Defined as the art of composing buildings and paving with landform, vegetation and water, landscape architecture is as old as civilisation. Its first application was to the design of cities and gardens. Gilgamesh boasted that ‘One third of the whole is city, one third is garden, and one third is field’. He was King of Uruk sometime between 2800 and 2500 BCE. Use of the term ‘landscape architecture’ is more recent.

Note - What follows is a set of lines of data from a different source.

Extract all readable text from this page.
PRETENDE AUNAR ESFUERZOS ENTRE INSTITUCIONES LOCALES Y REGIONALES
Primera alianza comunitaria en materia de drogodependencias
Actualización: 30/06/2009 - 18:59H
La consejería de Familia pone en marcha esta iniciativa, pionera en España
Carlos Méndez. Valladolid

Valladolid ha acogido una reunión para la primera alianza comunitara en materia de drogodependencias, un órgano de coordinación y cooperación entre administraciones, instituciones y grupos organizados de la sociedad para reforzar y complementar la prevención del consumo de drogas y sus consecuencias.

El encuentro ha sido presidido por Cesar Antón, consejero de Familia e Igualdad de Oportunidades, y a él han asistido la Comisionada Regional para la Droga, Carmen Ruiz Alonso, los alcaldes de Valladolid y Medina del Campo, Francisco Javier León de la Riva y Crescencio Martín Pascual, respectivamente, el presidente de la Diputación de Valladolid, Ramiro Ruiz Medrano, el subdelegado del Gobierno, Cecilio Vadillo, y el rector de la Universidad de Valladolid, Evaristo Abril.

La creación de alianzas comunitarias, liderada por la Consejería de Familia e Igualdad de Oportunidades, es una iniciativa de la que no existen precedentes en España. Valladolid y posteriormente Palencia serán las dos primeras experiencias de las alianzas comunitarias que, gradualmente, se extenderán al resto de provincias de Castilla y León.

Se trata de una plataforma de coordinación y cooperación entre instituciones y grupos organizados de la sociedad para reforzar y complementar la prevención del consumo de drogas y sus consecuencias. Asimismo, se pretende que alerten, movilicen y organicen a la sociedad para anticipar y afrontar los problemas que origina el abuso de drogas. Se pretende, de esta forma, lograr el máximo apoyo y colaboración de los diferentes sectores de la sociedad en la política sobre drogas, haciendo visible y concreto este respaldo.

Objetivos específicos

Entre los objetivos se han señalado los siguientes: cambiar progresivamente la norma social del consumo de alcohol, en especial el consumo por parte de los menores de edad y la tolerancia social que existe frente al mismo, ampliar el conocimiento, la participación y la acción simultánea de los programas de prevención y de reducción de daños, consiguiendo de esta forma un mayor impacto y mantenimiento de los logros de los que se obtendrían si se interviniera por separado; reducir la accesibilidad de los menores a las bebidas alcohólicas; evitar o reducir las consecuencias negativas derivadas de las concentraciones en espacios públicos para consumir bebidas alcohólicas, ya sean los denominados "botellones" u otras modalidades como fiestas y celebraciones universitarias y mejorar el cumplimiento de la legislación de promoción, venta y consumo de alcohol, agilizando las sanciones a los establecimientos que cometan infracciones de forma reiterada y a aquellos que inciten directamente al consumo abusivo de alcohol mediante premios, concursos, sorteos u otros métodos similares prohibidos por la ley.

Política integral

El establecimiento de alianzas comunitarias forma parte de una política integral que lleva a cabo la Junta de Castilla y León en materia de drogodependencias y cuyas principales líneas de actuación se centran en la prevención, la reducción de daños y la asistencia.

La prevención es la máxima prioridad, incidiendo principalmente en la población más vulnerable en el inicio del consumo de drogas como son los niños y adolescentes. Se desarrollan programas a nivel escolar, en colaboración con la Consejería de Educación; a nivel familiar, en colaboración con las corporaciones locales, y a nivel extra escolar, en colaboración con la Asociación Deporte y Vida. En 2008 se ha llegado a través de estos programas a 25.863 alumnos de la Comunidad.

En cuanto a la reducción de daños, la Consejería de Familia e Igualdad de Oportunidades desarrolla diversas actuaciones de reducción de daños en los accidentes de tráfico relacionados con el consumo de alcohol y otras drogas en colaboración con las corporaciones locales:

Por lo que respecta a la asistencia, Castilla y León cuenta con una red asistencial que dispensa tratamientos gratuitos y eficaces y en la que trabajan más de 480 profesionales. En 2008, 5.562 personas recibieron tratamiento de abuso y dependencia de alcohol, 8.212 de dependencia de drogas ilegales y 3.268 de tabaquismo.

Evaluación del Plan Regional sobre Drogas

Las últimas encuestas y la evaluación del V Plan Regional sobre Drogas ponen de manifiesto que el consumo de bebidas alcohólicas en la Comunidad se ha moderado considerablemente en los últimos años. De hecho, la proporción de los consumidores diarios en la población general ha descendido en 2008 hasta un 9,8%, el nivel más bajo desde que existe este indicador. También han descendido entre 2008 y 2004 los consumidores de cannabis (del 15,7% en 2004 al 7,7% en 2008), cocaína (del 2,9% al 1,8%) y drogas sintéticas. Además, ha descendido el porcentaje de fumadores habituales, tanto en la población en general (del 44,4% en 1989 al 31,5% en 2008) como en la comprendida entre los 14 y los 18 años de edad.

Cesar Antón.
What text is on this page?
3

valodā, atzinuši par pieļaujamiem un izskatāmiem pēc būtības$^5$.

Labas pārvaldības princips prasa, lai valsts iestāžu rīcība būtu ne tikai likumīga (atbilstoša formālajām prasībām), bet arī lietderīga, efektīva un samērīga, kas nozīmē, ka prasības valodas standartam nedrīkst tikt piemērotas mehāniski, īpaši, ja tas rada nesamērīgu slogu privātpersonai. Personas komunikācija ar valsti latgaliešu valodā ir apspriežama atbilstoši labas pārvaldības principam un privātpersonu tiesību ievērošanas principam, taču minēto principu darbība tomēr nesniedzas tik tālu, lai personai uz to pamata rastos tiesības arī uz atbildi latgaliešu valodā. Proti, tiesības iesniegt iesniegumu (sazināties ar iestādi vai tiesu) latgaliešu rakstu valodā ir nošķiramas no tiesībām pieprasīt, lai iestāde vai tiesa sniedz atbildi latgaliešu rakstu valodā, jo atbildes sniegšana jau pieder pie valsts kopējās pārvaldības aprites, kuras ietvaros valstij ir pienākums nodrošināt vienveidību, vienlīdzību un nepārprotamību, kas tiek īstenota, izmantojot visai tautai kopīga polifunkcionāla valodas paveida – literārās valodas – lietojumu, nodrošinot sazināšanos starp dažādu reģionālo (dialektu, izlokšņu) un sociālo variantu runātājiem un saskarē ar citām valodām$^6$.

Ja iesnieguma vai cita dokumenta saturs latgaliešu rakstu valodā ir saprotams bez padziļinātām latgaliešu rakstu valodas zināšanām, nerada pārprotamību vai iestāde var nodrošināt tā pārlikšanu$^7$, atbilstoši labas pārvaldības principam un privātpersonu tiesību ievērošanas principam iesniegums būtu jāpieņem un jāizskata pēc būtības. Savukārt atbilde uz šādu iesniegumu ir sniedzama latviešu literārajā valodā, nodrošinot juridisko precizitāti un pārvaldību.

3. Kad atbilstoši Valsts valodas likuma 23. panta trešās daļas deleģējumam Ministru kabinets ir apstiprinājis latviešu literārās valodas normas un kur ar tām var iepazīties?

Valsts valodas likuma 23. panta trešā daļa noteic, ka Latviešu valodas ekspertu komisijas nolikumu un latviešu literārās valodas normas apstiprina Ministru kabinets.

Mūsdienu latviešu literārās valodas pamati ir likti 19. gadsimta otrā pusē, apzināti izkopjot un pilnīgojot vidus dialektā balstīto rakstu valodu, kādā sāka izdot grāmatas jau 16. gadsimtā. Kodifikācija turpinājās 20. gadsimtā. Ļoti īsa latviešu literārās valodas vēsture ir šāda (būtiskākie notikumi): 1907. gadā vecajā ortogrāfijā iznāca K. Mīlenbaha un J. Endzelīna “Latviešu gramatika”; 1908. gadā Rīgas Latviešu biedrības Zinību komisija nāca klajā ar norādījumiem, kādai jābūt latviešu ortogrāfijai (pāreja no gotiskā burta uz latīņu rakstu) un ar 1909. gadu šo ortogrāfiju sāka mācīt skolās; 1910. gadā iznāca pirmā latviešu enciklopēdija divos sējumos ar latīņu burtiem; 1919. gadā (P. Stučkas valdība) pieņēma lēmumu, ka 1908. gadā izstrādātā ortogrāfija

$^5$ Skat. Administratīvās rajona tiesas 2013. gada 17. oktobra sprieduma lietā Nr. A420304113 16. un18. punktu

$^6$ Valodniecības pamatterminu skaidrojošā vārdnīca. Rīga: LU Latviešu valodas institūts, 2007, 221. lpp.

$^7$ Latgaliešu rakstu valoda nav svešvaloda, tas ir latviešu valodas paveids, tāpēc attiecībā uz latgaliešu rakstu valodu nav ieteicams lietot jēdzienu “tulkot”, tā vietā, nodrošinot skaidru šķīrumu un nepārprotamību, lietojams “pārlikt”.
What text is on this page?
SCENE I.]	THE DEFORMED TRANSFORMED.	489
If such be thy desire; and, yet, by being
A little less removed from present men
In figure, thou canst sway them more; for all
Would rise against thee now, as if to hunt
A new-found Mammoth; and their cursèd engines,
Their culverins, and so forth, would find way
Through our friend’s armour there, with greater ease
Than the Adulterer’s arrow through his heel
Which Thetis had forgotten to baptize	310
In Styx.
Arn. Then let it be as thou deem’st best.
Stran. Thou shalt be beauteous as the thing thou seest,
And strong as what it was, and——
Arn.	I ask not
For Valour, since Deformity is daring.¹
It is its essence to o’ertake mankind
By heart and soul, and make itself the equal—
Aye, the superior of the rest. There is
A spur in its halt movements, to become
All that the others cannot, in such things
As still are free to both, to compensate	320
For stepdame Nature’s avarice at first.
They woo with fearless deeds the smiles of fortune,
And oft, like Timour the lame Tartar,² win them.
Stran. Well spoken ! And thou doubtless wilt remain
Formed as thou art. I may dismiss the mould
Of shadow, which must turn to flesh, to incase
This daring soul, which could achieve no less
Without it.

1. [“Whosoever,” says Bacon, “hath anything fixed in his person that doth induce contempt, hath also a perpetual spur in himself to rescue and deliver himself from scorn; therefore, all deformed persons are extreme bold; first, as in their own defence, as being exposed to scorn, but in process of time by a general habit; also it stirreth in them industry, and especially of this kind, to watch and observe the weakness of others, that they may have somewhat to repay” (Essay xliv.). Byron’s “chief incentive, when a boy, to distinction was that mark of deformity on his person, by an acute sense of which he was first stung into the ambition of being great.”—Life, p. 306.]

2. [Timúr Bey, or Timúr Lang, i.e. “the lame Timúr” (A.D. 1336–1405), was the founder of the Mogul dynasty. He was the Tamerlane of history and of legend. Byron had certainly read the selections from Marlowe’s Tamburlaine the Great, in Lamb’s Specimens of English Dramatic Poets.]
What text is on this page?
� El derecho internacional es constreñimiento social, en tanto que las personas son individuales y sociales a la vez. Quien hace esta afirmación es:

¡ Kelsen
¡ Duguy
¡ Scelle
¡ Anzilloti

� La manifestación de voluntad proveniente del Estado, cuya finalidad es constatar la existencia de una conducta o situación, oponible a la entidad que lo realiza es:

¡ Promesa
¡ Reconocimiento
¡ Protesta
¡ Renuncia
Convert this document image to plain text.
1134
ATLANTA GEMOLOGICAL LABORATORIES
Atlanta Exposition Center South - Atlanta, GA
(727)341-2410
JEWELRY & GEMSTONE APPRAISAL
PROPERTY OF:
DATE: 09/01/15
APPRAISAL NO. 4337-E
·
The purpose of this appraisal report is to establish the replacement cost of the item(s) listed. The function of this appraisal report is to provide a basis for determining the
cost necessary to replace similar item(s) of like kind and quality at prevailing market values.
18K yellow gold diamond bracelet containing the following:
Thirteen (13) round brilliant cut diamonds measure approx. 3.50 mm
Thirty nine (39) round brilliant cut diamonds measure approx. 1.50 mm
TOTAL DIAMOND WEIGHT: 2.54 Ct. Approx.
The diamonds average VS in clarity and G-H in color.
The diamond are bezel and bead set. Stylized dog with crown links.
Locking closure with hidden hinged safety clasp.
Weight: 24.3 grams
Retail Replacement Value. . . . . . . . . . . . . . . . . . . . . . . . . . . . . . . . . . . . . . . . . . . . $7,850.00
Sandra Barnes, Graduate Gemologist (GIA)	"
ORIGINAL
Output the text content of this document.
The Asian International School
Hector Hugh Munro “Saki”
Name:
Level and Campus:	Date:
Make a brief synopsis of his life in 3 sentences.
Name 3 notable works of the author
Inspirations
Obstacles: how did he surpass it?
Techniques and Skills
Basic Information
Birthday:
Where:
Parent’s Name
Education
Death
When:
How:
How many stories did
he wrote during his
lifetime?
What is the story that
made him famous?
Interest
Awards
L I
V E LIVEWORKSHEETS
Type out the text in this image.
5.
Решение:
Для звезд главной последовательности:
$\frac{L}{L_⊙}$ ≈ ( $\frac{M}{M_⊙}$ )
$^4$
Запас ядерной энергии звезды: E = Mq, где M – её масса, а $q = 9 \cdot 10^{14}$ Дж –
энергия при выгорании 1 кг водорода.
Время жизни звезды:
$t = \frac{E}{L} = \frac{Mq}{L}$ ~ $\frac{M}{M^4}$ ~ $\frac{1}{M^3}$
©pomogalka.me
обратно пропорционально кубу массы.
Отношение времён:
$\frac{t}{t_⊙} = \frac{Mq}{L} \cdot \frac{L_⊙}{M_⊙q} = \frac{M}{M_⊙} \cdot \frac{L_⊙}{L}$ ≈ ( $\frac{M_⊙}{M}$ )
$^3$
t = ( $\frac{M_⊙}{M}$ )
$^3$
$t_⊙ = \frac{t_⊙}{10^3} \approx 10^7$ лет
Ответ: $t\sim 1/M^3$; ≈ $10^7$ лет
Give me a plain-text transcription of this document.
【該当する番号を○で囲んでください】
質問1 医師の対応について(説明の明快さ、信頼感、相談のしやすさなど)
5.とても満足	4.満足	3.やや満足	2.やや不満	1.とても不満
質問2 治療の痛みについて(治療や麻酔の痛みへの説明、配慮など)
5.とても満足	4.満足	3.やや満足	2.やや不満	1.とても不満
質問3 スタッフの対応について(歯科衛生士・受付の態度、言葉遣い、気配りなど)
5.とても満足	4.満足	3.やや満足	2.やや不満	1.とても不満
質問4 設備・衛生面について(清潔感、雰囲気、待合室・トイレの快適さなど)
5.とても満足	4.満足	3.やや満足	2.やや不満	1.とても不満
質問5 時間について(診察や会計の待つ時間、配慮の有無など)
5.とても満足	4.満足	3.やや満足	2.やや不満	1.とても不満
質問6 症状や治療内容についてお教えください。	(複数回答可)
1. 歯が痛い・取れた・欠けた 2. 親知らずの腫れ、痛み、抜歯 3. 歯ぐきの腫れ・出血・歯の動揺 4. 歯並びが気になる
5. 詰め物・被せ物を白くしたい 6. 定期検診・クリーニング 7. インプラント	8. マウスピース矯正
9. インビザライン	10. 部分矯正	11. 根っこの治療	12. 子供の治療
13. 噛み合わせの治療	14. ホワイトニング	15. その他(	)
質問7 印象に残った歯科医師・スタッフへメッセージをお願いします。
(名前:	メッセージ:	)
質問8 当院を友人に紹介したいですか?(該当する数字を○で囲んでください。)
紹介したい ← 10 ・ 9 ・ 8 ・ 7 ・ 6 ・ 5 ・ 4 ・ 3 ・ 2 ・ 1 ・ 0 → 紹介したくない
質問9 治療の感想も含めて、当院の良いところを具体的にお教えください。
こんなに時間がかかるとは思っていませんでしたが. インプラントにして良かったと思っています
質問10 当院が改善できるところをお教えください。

Gilbert Laing Meason's 1828 book is the origin of the term 'landscape architecture'
Gilbert Laing Meason’s 1828 book is the origin of the term ‘landscape architecture’. See eBook

The modern term ‘landscape architecture’ comes from the title of a book published in 1828. Written by Gilbert Laing Meason, a Scotsman, it deals with the question of relating architecture to landscape. William Andrews Nesfield, who designed garden areas for Buckingham Palace in London and Castle Howard in Yorkshire, was the first person to use ‘landscape architect’ as a professional title. The first person to use the term for the art of designing public open space, which is it modern usage, was Frederick Law Olmsted in 1863. He is known as the Father of American Landscape Architecture. The American Society of Landscape Architects (ASLA) was founded in 1899. The first professional association in Europe was the Bund Deutscher Landschaftsarchitecten founded in 1913 and the first school of landscape architecture was at Ås in Norway.  Sir Patrick Geddes brought the term to Britain c1901. The UK Institute of Landscape Architects (now the Landscape Institute, LI) was founded in 1929 and the International Federation of Landscape Architects (IFLA) was founded in 1948 with Sir Geoffrey Jellicoe as its first president.